А вот тут меня ждал облом. Я, будучи и вправду без средства передвижения, хотел запрячь этих торгашей везти меня в телеге. В ней поваляюсь, подумаю, перетрясу воспоминания — а то то ли неполные, то ли «не прижившиеся» толком. И над странностями подумаю, не «по жизни», а вот прямо сейчас нарисовавшимися. Но мне помешала очередная «странность», а именно: лошади, и без того косящие на меня выпученными глазами, при шаге к ним издали чуть ли не визг, шарахнувшись в сторону. Усатый молнией метнулся, ухватился за какой-то облучок или ещё какой-то аксессуар, но удерживал конятину не без труда. Впрочем, мне хватило двух шагов назад, чтобы лошади успокоились. Не совсем, поводили боками, дёргались, косили, но не убегали.

Так что облом мне выходит с телегой, дошло до меня. И причина, почему конятина так себя ведёт, да и странности. Так что отойдя, махнул я на этих типов рукой, рявкнул:

— Валите с глаз моих! Мигом!

На что они и свалили, причитая какие-то хвалы и славословия. А я, присев на обочину (предварительно проверив на всякие норы и жизнь), стал обдумывать. Итак, выходило, что я, точнее тело, но тело теперь моё, а значит и я — териантроп, оборотень. Беролак, как всплыло из памяти Михолапа, то есть человек с элементами медведя. Сам принцип оборотничества и колдовства всяческого — дело десятое, просто все мои непонятки — следствие этого. Пейзане не «невыносимо воняли» — это я, в попытках получить больше информации, принюхивался. Звериным нюхом, которому на застарелый пот похрен, но оценочные критерии-то мои! Кстати, Михолап выходил чистюлей — каждый день минимум обтирался, при невозможности помыться, что с таким обонянием и неудивительно.

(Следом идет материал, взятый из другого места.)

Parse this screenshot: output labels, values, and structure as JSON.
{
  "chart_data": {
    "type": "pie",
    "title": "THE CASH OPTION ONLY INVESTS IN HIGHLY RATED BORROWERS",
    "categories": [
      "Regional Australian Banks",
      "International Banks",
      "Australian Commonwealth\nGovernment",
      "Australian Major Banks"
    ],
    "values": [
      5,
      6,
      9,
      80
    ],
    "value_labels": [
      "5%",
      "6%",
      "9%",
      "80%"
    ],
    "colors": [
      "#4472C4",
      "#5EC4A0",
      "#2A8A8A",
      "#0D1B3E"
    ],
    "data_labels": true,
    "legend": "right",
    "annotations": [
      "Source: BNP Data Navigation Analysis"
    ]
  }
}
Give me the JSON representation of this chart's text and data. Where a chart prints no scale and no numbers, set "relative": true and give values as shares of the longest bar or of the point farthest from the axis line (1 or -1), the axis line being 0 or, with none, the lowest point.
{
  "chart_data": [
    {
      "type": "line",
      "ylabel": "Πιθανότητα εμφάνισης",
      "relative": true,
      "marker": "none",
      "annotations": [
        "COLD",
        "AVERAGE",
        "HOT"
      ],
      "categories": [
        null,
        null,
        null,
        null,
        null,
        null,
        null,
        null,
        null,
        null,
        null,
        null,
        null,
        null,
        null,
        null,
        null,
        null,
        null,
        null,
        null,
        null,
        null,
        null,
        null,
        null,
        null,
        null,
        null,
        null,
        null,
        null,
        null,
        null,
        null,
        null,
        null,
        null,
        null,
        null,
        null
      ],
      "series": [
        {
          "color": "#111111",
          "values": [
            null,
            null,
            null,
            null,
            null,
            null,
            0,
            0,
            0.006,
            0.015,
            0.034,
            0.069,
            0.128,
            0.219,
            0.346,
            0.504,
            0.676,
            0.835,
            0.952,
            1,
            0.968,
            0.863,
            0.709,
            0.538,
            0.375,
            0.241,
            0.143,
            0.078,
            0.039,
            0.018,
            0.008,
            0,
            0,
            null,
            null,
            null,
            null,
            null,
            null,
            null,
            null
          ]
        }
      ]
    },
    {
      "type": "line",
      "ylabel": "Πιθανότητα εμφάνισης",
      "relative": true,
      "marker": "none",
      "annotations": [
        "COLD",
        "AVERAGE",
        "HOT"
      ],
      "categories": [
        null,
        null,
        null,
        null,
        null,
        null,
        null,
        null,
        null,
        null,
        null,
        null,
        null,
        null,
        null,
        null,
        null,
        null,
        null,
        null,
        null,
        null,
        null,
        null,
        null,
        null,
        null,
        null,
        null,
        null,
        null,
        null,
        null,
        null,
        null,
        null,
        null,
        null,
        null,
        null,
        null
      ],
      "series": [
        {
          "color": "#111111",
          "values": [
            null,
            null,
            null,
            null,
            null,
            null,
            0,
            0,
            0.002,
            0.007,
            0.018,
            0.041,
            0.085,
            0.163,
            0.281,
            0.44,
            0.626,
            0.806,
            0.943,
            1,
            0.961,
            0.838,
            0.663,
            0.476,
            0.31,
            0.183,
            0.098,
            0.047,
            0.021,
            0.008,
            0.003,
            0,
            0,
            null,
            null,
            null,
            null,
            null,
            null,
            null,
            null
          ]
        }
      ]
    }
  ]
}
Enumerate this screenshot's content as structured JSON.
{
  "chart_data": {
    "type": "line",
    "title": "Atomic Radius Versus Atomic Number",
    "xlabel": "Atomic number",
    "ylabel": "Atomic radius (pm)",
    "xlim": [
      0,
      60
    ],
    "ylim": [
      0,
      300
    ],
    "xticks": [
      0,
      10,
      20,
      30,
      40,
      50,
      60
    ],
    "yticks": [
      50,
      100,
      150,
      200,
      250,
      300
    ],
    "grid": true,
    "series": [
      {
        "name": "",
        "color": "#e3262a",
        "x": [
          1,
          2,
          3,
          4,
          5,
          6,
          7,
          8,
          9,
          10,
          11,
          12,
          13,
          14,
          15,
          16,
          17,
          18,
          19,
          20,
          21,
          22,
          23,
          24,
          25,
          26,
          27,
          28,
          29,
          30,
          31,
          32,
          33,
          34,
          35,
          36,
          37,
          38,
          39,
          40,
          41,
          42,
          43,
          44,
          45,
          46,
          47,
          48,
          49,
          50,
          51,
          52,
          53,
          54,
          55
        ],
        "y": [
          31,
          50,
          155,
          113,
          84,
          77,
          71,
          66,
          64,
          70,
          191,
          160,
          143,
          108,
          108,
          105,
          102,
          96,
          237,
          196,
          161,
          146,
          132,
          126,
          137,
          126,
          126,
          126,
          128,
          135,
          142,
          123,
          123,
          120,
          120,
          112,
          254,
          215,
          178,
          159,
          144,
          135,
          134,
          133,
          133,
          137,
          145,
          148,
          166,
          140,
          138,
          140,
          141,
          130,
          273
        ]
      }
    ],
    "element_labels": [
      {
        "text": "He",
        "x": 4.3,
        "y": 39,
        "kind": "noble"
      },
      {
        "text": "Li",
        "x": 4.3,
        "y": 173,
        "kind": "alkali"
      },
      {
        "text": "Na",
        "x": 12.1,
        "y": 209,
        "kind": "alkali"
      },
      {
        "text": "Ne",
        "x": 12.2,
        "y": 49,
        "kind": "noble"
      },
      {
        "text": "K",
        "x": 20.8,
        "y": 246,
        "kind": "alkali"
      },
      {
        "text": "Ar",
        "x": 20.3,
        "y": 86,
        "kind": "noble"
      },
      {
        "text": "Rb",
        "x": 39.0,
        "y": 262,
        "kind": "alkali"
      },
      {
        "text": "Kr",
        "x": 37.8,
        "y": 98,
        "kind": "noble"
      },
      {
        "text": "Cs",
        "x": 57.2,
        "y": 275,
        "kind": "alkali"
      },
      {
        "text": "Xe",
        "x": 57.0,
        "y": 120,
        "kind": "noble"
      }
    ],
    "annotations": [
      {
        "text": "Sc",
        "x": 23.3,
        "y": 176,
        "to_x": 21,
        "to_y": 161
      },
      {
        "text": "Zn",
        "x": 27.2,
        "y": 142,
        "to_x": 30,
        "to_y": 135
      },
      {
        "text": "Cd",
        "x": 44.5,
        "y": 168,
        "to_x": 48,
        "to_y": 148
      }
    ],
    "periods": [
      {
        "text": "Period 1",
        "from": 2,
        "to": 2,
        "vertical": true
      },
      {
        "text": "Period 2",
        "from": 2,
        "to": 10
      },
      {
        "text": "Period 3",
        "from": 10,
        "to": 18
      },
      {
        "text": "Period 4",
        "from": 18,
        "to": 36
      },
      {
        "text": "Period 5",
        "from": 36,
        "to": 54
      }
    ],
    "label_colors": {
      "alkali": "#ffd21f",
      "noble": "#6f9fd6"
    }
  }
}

Далее, отсутствие ездовой животины и шарахнувшиеся в сторону тележные. Так они во мне медведя чуют! А у лошадей, как я смутно припоминаю, на медведя и даже на медвежий запах (от шкуры или сала) натуральная фобия, что-то видово-природное.

И наконец, проблемы со зрением. Дело в том, что я видел ХУЖЕ, чем в мире мёртвых. Там зона наблюдения «смазывалась» на сотне метров. А сейчас — сильнейшая близорукость, метра два уверенного зрения. И я бы это не связал с оборотничеством — ну, бывает, близорук и ладно. Всё равно лучше, чем мёртвый. Но наблюдение показало, что ни черта это не близорукость. Дело в том, что расплывались контуры видимого только при прямом и пристальном взгляде. А беглый, косой, давал не размытую, очень чёткую и с деталями картинку. То есть, похоже, это медвежья особенность глаз: видеть движение, за счёт чего неподвижное видится крайне хреново.

Но это — с физиологией. С которой в остальном — всё скорее отлично, чем наоборот. Несмотря на лёгкую полноту — тело здоровое, быстрое, сильное. Оборотистое, как я убедился наглядно (ну, с сапогом всё-таки не на глазах), покрыв кисть шерстью и отрастив когтишшы. Зубышшы тоже были соответствующими, причём по желанию.

И всё это неплохо, если бы не грёбаные лакуны в памяти! Просто какие-то вещи всплывали «как свои», типа языка, оборота или навыка обращения с хлыстом. А вот от социалки и истории тела — невнятные огрызки. Хотя момент «с хрена ли» я в парусине — прояснился без особой головоломки. Ткань ткали, шили и всё такое женщины из рода, когда в роду кто-то, кроме Михолапа, ещё был. Вот с последним — вообще бардак. Ни как, ни почему, только картины кровищи и горящего замка-особняка. Причём не Потапычей — именно врагов. Которых Михолап, оставшийся в роду в одиночестве, извёл под корень, со слугами и домашней скотиной.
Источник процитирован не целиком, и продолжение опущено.